I'm at a group meditation, I start closing a door by grabbing the back end where the hinges are and twisting.  A nearby lady, immediately jumps in and tells me to be careful I'll smash my fingers.  This is meant as a caretaking response.  In me, sets off a trigger, I respond forcefully.  Please stop trying to mother me.  With my physical handicap I was saving a few steps and consciously aware of what I was doing.

I'm at home, I'm replacing a shade with a blanket to see if it blocks out the sun better.  All my mom sees is me taking down the shade and she tells me if I leave the shade down that room will get hotter.  This is probably genuine caretaker concern. But I notice that it is her impatience that causes her to inject her concerns into the process before she understands the whole process.

And then I noticed this is what's common on all three experiences.  A projection of fears of what might happen causes each of these three women to engage me without first understanding what I'm doing I am doing, or what I am doing it, or waiting patiently to see what will happen.

In all three cases I end up feeling, like they think I'm incompetent and still a child that needs monitoring. Worse is the fact in all three cases I do not feel a sense of connection in fact what I feel is the opposite disconnection.  In each case I feel like I want to get farther away from the other person.

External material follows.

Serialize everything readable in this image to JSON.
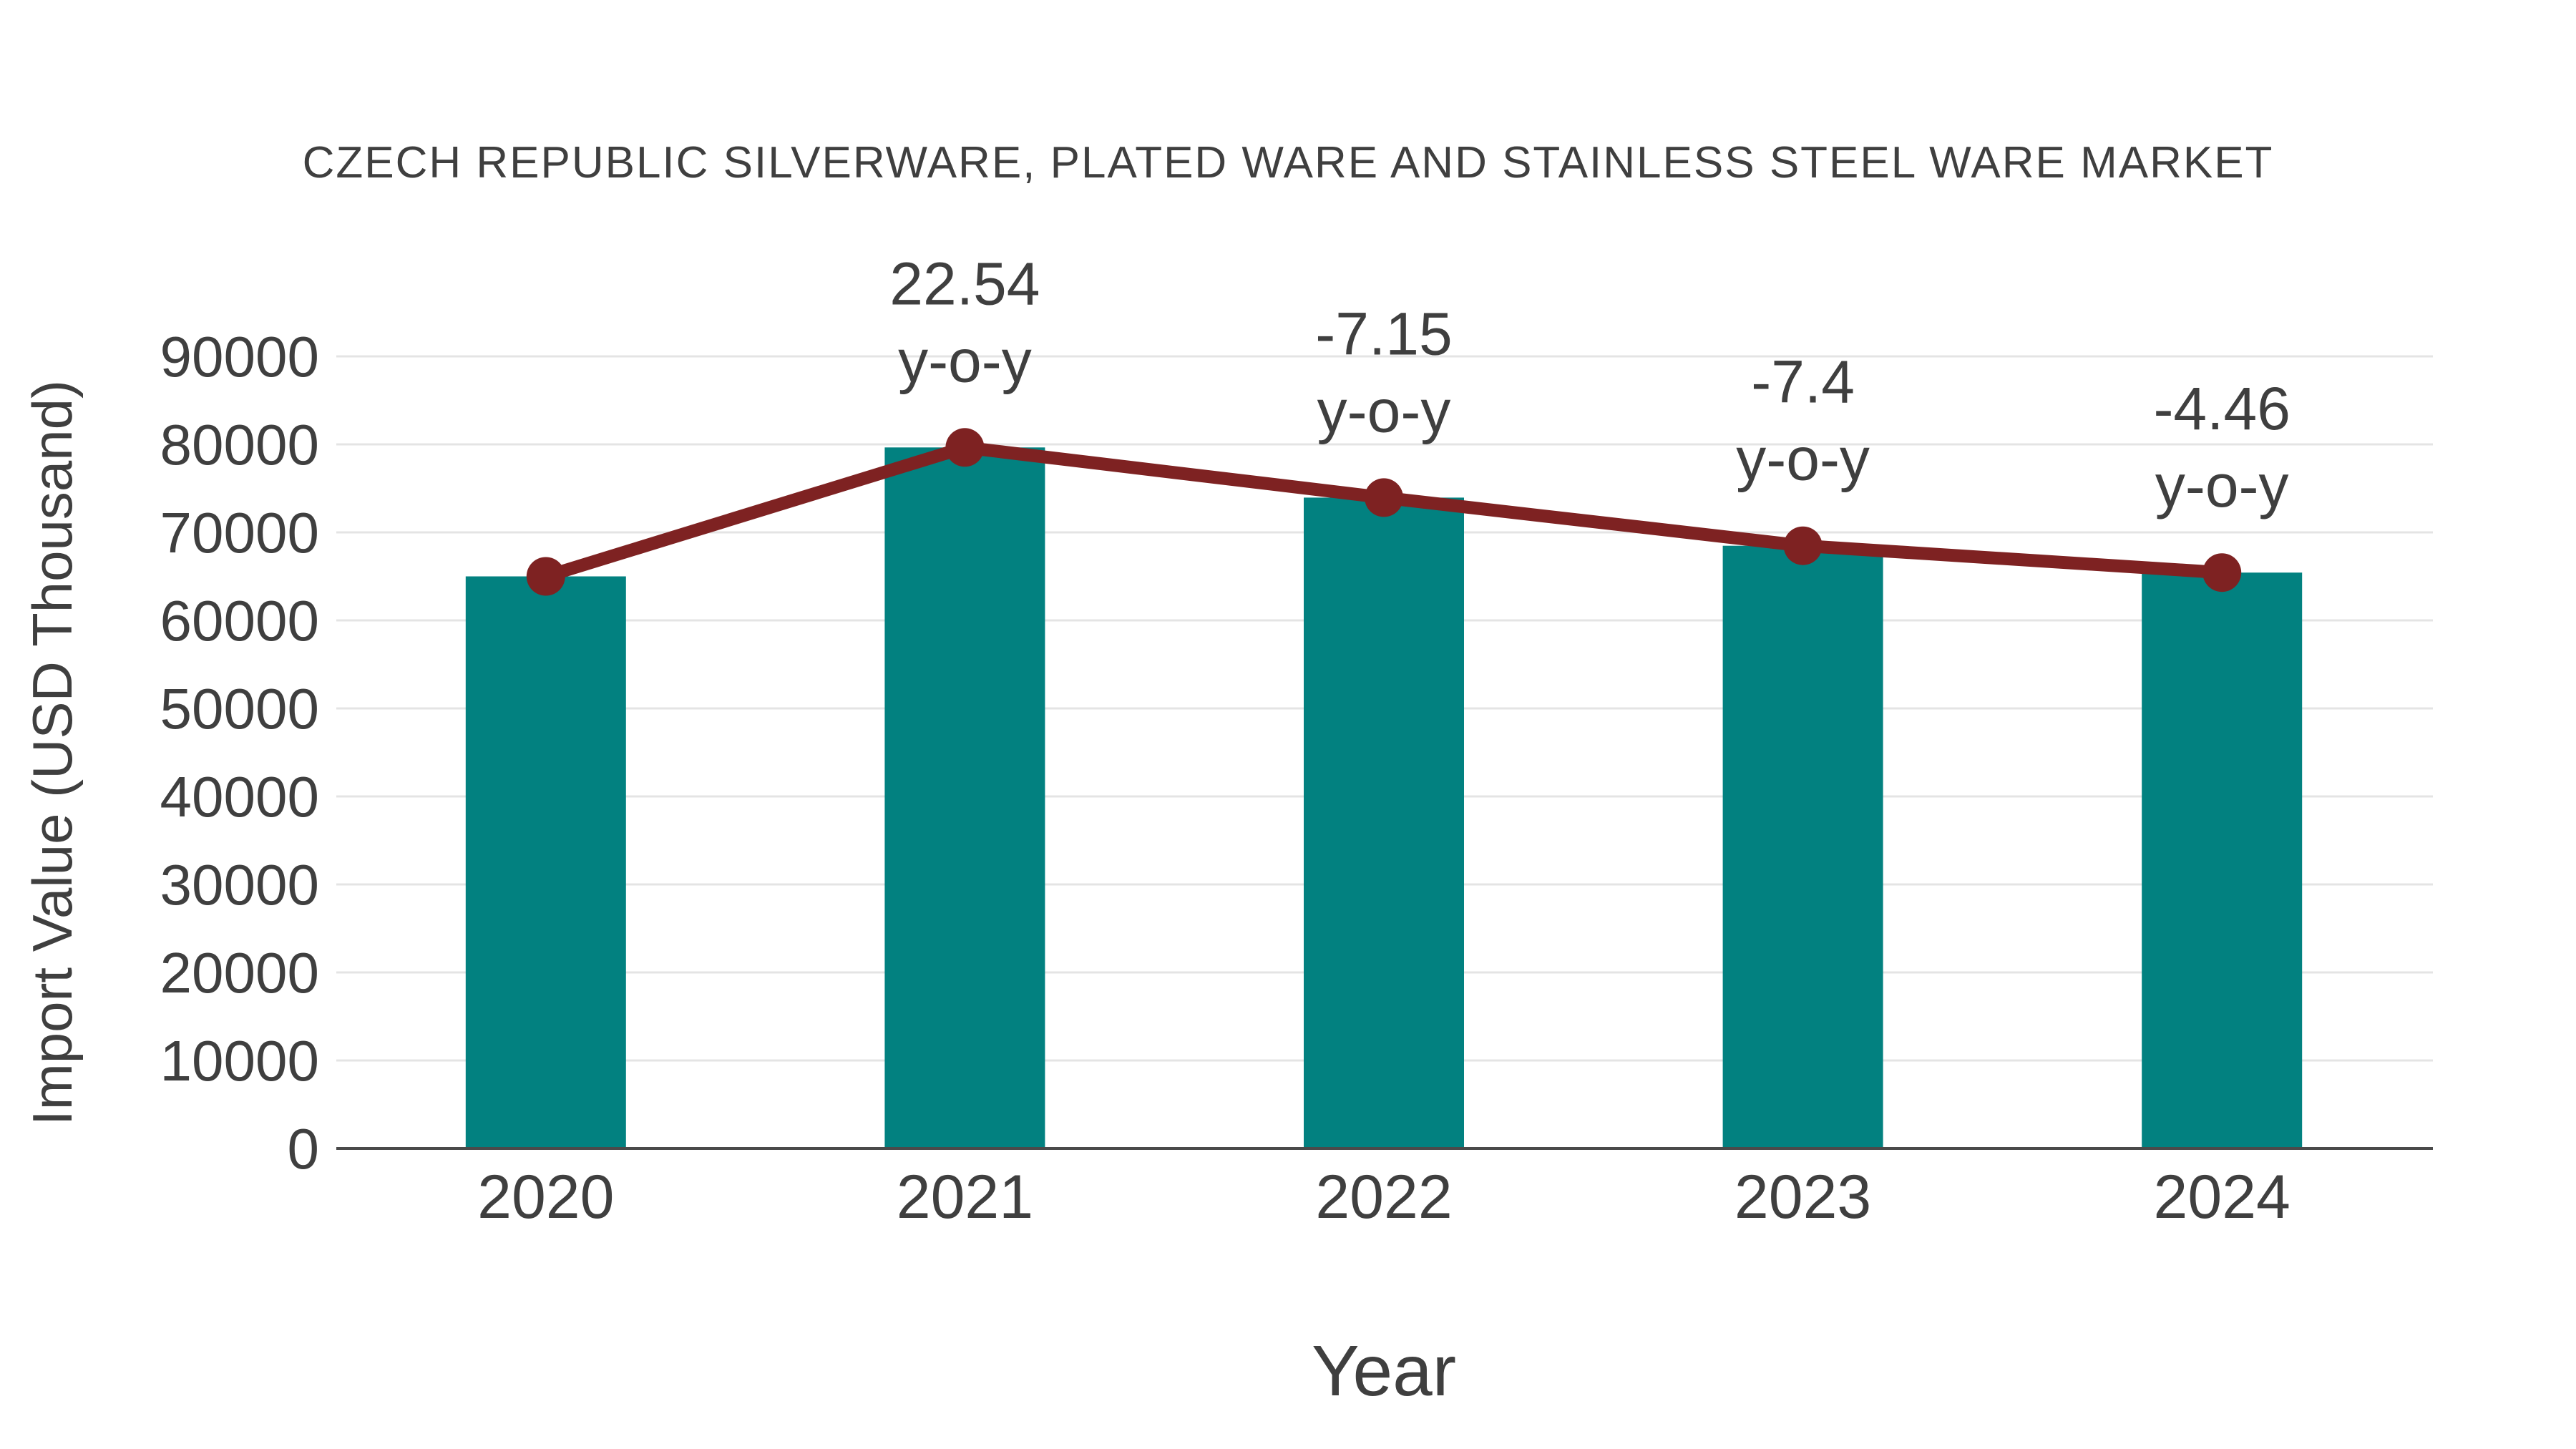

As I step back from these experiences I wonder what's the cause of my responses.  I wonder if my mother's inability to let me go and be a grown-up has set a pattern of reaction that I now carry forward to interpreting the responses of all women.

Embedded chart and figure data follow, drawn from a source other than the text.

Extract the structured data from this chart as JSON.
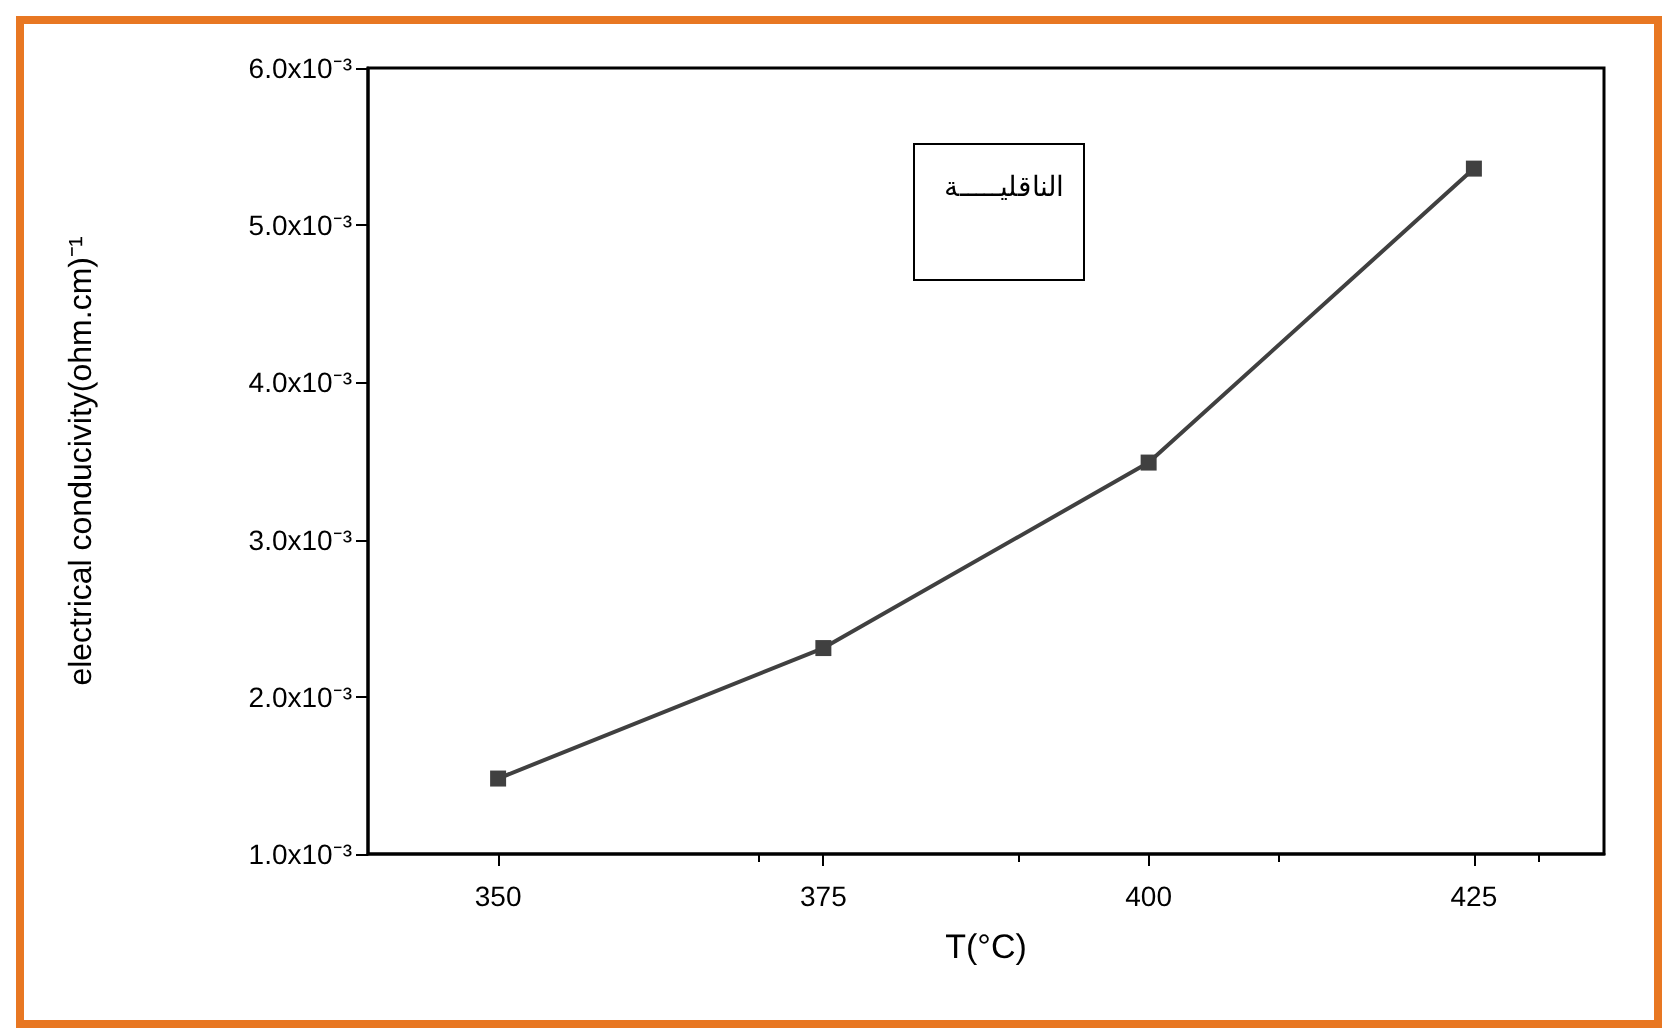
{
  "chart_data": {
    "type": "line",
    "xlabel": "T(°C)",
    "ylabel": "electrical conducivity(ohm.cm)⁻¹",
    "x": [
      350,
      375,
      400,
      425
    ],
    "series": [
      {
        "name": "الناقليـــــة",
        "color": "#404040",
        "values": [
          0.00148,
          0.00231,
          0.00349,
          0.00536
        ]
      }
    ],
    "xlim": [
      340,
      435
    ],
    "xticks": [
      350,
      375,
      400,
      425
    ],
    "ylim": [
      0.001,
      0.006
    ],
    "yticks": [
      {
        "value": 0.001,
        "label": "1.0x10⁻³"
      },
      {
        "value": 0.002,
        "label": "2.0x10⁻³"
      },
      {
        "value": 0.003,
        "label": "3.0x10⁻³"
      },
      {
        "value": 0.004,
        "label": "4.0x10⁻³"
      },
      {
        "value": 0.005,
        "label": "5.0x10⁻³"
      },
      {
        "value": 0.006,
        "label": "6.0x10⁻³"
      }
    ],
    "grid": false,
    "legend": "top",
    "marker": "square",
    "line_style": "solid"
  }
}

I remember all the times watching mothers with children on the playground.  They hover and call out constant warnings to the children to be careful about this and careful about that.  I compare that to the men on the playground who say nothing but are physically present and will engage as soon as something does happen.  Women seem unwilling to let any injury come to pass.  The men seem to see injury as something normal not something to prevent.  I see what I considered to be inpatients in the mothers.

From my point of view, I see the mothers as people who don't wait to see if the child is actually capable of doing it by themselves.

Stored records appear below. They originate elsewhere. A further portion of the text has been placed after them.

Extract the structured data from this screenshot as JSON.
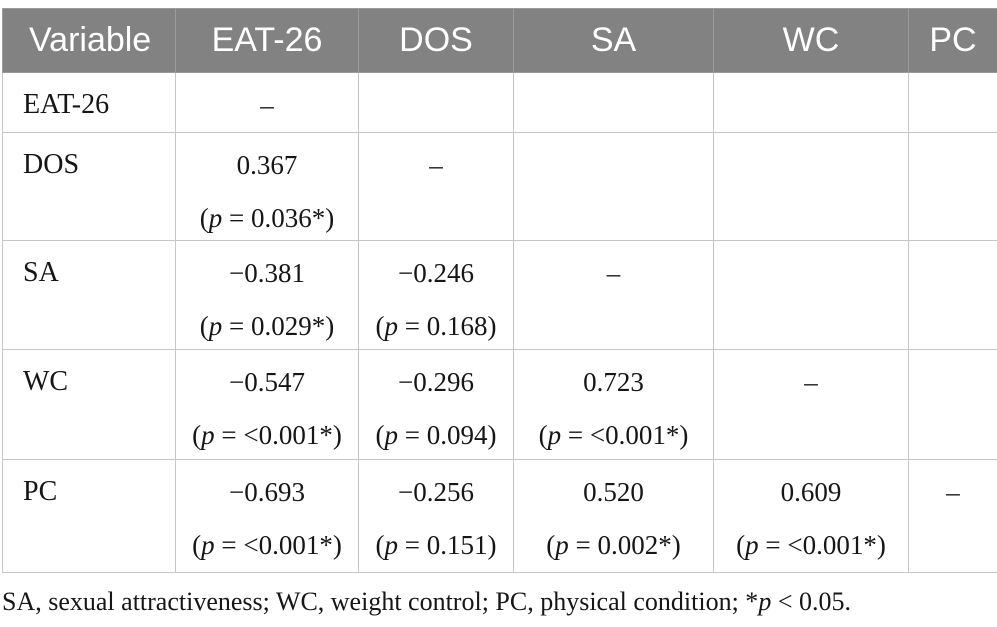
{
  "table": {
    "columns": [
      "Variable",
      "EAT-26",
      "DOS",
      "SA",
      "WC",
      "PC"
    ],
    "dash": "–",
    "p_open": "(",
    "p_symbol": "p",
    "p_equals": "=",
    "p_close": ")",
    "rows": [
      {
        "label": "EAT-26",
        "cells": [
          "dash",
          "",
          "",
          "",
          ""
        ]
      },
      {
        "label": "DOS",
        "cells": [
          {
            "r": "0.367",
            "p": "0.036*"
          },
          "dash",
          "",
          "",
          ""
        ]
      },
      {
        "label": "SA",
        "cells": [
          {
            "r": "−0.381",
            "p": "0.029*"
          },
          {
            "r": "−0.246",
            "p": "0.168"
          },
          "dash",
          "",
          ""
        ]
      },
      {
        "label": "WC",
        "cells": [
          {
            "r": "−0.547",
            "p": "<0.001*"
          },
          {
            "r": "−0.296",
            "p": "0.094"
          },
          {
            "r": "0.723",
            "p": "<0.001*"
          },
          "dash",
          ""
        ]
      },
      {
        "label": "PC",
        "cells": [
          {
            "r": "−0.693",
            "p": "<0.001*"
          },
          {
            "r": "−0.256",
            "p": "0.151"
          },
          {
            "r": "0.520",
            "p": "0.002*"
          },
          {
            "r": "0.609",
            "p": "<0.001*"
          },
          "dash"
        ]
      }
    ]
  },
  "footnote": {
    "prefix": "SA, sexual attractiveness; WC, weight control; PC, physical condition; *",
    "p_symbol": "p",
    "suffix": " < 0.05."
  },
  "colors": {
    "header_bg": "#828282",
    "header_text": "#ffffff",
    "border": "#c6c6c6",
    "body_text": "#161616"
  }
}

I see this response as a mother's inability to let go of her child's old way of being.  As if she constantly sees the limited abilities that her child had yesterday.  I wish I could wave a magic wand and create for her a new perspective where instead she would imagine all the confident new abilities her child was learning to be successful at.

Sure as I look at the dad's, (including me) many of them were too hands off and too un-observant to help their children avoid the biggest risks and worse injuries.  They're almost, devil may care attitudes were an opposite extreme got also seems unhealthy to child-rearing.  These fathers seem to be too disengaged, too uninvolved, too unattached to be an appropriate playground presence.

Is the feminine so preoccupied by safety and security that she is overly protective of everybody else's safety and security?  Is the masculine so preoccupied with freedom and free will that he is overly protective of everyone else's freedom and free will?

Both sides of this equation have a purpose and useful place in child-rearing and our culture at large.
I'm becoming more aware of my own preoccupation with freedom and free will.  And I see that I could nurture more of an awareness for safety and security.

I have tried to change my deep ingrained respond to the Feminine's attempts to caretake.  I have not had much luck care.  I have had much better luck restraining my own attempts make free will and freedom an important issue the others need to learn.

Admission, my mother was not good at letting go,.... not good at letting her 4 boys grow up and be independent from her.  In fact, the last example with my mom is this week (3-24-2017) she is 90 and I'm 55, so neither of us is "growing" out of it.  If yours was you may not have this issue like I do.

Looking inside is your path to spiritual development.  If what I found in me assists you in seeing yourself more clearly, Great.  If not.  Be well, Be happy and make new friends.